The $200 fine nearly doubles the fine imposed by the city of South Lake Tahoe. The city’s fee is $102 and increases with subsequent violations. Officials have stated the city’s penalty is a fair and moderate one.

County supervisors have the discretion to lower the Meyers snow tow fine if they deem the proposal unreasonable. According to Fifth District Supervisor John Upton, the Meyers proposal isn’t a bad idea.

“A substantial fine will get people’s attention,” Upton said. “They should know the appropriate behavior is to keep the street open for snow removal crews.

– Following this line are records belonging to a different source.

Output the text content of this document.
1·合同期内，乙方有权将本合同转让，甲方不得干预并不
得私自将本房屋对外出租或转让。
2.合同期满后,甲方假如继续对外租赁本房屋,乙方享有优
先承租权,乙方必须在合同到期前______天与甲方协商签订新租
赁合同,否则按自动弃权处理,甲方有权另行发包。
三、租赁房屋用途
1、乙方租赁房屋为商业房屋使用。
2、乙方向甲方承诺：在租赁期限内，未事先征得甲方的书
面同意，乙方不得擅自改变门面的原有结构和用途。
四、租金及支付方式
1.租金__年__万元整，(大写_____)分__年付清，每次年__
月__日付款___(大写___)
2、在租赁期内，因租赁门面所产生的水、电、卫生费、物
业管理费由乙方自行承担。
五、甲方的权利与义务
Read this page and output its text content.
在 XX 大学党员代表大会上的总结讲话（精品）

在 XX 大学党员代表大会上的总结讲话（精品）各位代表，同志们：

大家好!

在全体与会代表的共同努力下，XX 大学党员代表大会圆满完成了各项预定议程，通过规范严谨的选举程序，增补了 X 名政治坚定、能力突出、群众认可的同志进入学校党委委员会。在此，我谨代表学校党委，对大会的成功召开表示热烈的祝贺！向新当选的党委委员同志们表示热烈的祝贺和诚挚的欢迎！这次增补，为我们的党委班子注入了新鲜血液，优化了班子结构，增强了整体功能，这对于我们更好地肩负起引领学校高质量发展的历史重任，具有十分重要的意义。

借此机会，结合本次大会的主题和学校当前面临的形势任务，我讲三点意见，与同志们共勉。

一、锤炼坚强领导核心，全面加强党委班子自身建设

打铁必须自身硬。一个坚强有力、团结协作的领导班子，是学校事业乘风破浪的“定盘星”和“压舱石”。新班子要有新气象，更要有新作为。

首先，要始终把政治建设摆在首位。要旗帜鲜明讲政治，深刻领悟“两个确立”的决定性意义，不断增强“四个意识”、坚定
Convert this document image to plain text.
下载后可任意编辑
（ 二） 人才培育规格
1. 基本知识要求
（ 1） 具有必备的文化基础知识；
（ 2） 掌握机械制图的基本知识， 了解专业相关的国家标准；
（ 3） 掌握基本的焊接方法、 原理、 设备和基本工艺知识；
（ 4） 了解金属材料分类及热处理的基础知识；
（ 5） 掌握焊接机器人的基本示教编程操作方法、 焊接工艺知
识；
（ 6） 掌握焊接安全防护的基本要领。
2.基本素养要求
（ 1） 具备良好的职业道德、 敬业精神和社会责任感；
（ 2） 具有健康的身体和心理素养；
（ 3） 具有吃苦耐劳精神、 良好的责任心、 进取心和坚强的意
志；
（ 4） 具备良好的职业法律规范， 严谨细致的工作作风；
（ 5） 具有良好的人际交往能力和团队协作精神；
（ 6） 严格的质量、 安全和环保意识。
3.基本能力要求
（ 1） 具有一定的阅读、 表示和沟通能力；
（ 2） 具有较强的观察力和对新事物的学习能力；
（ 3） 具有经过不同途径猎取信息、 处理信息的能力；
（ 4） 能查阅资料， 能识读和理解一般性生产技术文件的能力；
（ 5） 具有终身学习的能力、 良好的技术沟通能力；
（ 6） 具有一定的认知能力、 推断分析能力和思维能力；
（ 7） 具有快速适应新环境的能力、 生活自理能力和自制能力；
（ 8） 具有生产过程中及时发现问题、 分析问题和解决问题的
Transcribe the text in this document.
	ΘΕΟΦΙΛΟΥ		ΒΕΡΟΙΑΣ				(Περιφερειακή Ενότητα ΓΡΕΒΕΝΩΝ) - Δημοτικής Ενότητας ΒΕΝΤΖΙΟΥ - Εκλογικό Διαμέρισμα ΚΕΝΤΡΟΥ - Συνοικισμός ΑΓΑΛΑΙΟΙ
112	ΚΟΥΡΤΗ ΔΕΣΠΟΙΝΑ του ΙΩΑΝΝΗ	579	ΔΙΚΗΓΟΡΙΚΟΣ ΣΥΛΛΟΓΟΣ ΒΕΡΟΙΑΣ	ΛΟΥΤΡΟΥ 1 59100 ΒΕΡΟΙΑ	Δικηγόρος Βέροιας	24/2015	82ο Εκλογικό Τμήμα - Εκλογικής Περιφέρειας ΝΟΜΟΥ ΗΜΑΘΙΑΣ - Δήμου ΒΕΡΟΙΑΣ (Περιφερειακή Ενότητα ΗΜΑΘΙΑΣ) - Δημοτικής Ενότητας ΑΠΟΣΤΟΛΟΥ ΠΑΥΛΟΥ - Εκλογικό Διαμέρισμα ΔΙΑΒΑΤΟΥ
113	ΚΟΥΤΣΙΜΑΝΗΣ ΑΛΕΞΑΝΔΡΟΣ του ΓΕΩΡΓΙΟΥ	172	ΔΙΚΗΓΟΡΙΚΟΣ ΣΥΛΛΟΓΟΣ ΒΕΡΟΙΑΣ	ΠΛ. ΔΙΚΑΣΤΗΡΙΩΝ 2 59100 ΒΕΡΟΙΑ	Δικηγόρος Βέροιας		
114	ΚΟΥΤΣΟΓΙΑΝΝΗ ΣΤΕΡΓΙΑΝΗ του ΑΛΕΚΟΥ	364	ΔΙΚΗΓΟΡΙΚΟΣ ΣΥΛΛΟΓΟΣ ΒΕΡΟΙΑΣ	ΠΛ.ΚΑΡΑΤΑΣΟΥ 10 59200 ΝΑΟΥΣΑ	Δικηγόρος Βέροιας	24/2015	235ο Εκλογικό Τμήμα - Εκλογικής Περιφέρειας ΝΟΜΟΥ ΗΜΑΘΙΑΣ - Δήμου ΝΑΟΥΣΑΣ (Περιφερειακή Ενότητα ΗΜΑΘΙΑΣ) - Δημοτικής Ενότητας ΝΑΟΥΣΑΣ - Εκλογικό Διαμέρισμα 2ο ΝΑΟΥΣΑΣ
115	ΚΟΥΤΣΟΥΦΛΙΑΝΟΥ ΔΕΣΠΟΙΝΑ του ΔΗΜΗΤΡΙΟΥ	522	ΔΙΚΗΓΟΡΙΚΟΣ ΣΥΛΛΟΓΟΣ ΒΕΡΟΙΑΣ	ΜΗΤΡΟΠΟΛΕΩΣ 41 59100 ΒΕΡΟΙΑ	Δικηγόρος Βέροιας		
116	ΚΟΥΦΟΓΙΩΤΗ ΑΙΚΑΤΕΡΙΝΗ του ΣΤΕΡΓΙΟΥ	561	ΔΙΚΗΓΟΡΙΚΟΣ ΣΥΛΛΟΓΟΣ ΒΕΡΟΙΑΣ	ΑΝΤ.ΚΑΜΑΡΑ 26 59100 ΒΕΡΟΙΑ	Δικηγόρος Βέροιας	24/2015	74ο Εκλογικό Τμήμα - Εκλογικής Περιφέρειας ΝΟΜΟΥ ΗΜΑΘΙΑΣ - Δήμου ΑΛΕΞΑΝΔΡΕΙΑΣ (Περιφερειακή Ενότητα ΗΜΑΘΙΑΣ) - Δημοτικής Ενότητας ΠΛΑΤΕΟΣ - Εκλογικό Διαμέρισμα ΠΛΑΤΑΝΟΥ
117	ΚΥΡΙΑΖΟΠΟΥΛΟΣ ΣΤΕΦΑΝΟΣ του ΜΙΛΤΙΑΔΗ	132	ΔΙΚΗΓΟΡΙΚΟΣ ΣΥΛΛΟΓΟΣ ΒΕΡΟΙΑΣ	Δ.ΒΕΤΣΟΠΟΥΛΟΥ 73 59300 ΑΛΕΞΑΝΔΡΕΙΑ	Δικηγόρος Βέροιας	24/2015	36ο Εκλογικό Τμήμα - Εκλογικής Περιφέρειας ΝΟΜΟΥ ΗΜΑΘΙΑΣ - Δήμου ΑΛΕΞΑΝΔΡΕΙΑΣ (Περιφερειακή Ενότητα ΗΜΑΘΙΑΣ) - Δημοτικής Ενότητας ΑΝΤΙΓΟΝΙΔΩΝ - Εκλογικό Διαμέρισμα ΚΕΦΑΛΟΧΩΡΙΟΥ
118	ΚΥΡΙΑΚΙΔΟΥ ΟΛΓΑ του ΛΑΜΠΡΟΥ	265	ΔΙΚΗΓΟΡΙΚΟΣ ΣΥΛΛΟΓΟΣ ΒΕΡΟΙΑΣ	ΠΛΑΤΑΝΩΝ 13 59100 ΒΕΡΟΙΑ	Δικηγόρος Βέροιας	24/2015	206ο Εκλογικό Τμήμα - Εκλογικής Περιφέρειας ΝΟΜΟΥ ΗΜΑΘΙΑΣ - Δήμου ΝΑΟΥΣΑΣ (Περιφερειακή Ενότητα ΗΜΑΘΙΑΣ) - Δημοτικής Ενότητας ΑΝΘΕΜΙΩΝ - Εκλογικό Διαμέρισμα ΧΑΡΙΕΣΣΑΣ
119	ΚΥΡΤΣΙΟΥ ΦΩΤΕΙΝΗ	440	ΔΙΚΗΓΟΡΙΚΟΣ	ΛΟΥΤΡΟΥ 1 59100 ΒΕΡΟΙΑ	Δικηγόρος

This fine will drive it home a little bit more.”

The fines will be levied by the court system but Yang wants the Sheriff’s Department and DOT to be the main benefactors, with the intention of adding staff and equipment. There hasn’t been any word from the county that the fines could be used for the two departments.

Snow removal has historically been the main topic for the roundtable. Since last December, when Meyers was buried under several feet of snow, the organization has become more active in local politics.

The group applied pressure earlier this year to create a dedicated phone line for snow removal updates. Callers can punch in their zone number from a county grid to find where the nearest plower is located.

Roundtable members have also scheduled a meeting with Upton on Tuesday to discuss informing real estate agents about limiting the number of vehicles at their rental units. Property owners advertise up to 12 people can stay at some time shares and short-term rentals.